Im looking at bench top lathes and was wondering everyone's opinion on the Rikon 70-100. 


Is there one you would recommend?


----------



## hwebb99 (Nov 27, 2012)

If you are not against going used, and have the space. I would look on Craigslist for a floor lathe. You can get a lot more lathe for the same or less money than a new bench top lathe.


----------



## G.A. Clymore (Jul 7, 2014)

I have a jet 12-21 & jet 12-20vs they both work well. The 12-21 is a better tool. Would recommend 12-21 if it is within your budget.


----------



## nes999 (Jan 15, 2015)

My space is extremely limited. I bring my table saw and other stuff with me to work. I really don't have the room for a floor lathe. I hope to in the future though. Right now i just how to get the best desk lathe i can get.


----------



## hwebb99 (Nov 27, 2012)

If you don't have room for a floor lathe, a jet 1220 vs is about as good as you can get. A jet 1221vs cost $799. A delta 46-460 cost $615. The rikon 70-100 cost $420. The jet and delta are VS the rikon isn't. The delta and jet are 1 hp the rikon is 1/2. You said you want the best midi lathe you can get. With the exception of a vicmark or robust, that is the jet 1221. Parts for the delta are almost impossible to get,


----------



## dartman (Oct 12, 2012)

I have that very Rikon lathe.I use it for pens,small bowls and the like. The only issue I had was all the screw's needed to bet tightened but you can get that with any piece of machinery.

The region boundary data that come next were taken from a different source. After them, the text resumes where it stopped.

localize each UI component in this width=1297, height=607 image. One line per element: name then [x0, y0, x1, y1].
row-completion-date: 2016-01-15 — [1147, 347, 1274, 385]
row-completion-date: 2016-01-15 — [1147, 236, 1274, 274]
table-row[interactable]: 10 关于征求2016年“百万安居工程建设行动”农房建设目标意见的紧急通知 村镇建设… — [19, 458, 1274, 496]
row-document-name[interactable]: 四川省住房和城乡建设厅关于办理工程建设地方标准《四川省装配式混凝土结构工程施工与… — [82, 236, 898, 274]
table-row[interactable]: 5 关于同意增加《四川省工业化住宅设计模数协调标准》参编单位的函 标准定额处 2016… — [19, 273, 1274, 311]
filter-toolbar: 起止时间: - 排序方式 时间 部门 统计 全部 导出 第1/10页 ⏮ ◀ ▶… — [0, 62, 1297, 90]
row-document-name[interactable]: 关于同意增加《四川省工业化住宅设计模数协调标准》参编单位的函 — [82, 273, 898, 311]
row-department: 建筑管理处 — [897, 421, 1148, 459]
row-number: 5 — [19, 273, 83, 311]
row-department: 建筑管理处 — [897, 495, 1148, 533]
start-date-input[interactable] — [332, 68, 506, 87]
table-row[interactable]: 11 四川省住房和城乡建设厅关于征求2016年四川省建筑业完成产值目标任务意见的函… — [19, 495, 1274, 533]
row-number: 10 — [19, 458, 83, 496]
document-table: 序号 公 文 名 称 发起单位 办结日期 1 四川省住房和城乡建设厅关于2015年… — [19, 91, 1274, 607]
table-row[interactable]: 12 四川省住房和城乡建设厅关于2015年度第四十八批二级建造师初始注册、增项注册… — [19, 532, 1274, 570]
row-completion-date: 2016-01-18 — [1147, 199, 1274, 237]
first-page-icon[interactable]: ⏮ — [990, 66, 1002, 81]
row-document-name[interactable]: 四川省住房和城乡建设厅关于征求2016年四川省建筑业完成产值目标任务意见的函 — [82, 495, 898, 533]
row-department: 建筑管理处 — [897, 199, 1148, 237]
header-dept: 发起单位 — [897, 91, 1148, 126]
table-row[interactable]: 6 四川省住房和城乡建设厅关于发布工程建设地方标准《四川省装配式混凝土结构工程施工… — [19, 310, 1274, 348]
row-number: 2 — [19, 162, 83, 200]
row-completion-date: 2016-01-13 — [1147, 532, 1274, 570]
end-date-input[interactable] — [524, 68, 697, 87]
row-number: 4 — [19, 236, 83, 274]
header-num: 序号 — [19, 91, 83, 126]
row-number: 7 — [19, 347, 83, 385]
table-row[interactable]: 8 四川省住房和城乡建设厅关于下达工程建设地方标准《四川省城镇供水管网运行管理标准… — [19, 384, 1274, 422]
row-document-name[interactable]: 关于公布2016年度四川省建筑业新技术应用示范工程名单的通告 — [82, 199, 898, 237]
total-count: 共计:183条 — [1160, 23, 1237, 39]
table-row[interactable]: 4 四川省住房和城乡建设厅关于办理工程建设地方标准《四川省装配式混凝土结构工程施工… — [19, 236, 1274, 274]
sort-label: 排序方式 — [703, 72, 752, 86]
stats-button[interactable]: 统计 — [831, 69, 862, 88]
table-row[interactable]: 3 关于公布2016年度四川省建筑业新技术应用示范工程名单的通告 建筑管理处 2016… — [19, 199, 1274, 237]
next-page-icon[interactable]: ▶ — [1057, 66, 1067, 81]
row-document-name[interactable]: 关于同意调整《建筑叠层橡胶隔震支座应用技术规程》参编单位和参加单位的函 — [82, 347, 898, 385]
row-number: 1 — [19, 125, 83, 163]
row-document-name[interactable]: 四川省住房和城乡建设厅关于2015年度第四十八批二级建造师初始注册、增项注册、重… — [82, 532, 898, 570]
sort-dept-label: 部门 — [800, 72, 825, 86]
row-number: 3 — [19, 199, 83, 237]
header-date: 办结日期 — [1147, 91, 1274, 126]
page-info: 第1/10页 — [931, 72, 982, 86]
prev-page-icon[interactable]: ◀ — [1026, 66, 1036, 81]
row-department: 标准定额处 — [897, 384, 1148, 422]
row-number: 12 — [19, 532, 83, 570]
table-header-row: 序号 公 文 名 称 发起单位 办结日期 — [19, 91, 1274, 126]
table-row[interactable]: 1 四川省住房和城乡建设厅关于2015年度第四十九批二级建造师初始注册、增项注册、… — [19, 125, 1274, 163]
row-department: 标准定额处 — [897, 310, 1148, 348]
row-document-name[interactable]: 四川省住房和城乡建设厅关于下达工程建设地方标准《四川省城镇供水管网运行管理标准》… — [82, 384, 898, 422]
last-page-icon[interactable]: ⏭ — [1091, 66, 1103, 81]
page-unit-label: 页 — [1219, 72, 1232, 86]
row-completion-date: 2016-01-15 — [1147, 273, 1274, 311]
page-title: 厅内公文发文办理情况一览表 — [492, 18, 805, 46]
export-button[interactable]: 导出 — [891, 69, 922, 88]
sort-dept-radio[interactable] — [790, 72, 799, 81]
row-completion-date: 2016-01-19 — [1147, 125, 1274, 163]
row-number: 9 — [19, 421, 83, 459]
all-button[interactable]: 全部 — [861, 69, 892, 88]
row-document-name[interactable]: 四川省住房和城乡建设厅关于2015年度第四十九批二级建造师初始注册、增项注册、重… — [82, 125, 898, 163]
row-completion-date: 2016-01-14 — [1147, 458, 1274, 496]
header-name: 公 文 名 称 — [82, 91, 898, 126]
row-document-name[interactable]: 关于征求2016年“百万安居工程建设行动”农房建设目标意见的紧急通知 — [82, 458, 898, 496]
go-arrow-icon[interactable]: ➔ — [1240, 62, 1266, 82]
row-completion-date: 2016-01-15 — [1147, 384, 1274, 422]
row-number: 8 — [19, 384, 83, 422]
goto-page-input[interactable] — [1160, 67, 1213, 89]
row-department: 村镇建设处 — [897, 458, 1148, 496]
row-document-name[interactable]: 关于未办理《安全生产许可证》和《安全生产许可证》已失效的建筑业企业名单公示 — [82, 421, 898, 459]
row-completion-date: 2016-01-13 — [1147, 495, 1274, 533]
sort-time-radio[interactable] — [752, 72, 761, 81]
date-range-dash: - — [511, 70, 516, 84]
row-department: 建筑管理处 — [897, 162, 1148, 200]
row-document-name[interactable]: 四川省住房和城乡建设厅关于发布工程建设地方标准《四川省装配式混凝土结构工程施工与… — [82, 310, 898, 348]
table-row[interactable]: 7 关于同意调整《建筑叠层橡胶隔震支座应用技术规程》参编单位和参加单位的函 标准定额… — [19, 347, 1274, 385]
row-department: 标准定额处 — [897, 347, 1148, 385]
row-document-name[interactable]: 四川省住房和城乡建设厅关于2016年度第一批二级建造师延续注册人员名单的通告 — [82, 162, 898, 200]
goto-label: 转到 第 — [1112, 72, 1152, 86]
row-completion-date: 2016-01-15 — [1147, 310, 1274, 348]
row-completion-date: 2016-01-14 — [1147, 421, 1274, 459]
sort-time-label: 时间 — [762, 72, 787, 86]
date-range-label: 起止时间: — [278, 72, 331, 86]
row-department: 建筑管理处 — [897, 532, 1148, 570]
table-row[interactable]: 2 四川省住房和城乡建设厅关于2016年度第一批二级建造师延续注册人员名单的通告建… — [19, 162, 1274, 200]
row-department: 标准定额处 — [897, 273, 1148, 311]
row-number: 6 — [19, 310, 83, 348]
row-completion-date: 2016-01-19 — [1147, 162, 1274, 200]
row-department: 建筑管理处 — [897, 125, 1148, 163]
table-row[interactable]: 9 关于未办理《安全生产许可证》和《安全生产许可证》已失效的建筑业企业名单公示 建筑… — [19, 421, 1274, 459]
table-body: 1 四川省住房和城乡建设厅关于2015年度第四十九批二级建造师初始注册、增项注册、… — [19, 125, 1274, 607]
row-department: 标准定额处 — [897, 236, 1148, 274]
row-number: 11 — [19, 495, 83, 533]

The belt changes for different speeds is easier than on some of the others.I would not hesitate to buy one again.I also have their band saw,belt sander and low speed grinder so yeah I like their stuff.


----------



## Horatio (Apr 4, 2012)

I found the same (or very similar model number but def a Rikon) lathe at a pawn shop and it has done a good job for me for quite a while. I've been away from turning for a while but am hoping to get started again soon. Its a pretty decent, solid lathe but I don't have a ton of experience with other machines so its difficult to say for sure -- no basis for comparison aside from the junk HF I started on.


----------



## dogfather (Feb 9, 2015)

My wife got me the Rikon 70-220VSR Midi for Christmas and I love it. Even though it is my very first experience at turning, it has proven to be exceptional. I have used it everyday since. and I mean everyday. No problems with it what so ever. The only problem is with me learning tools and which ones are best for the task at hand. A Nova G3 chuck I found is a must as well. BTW this one is variable speed and reverse 
Hope this helps


----------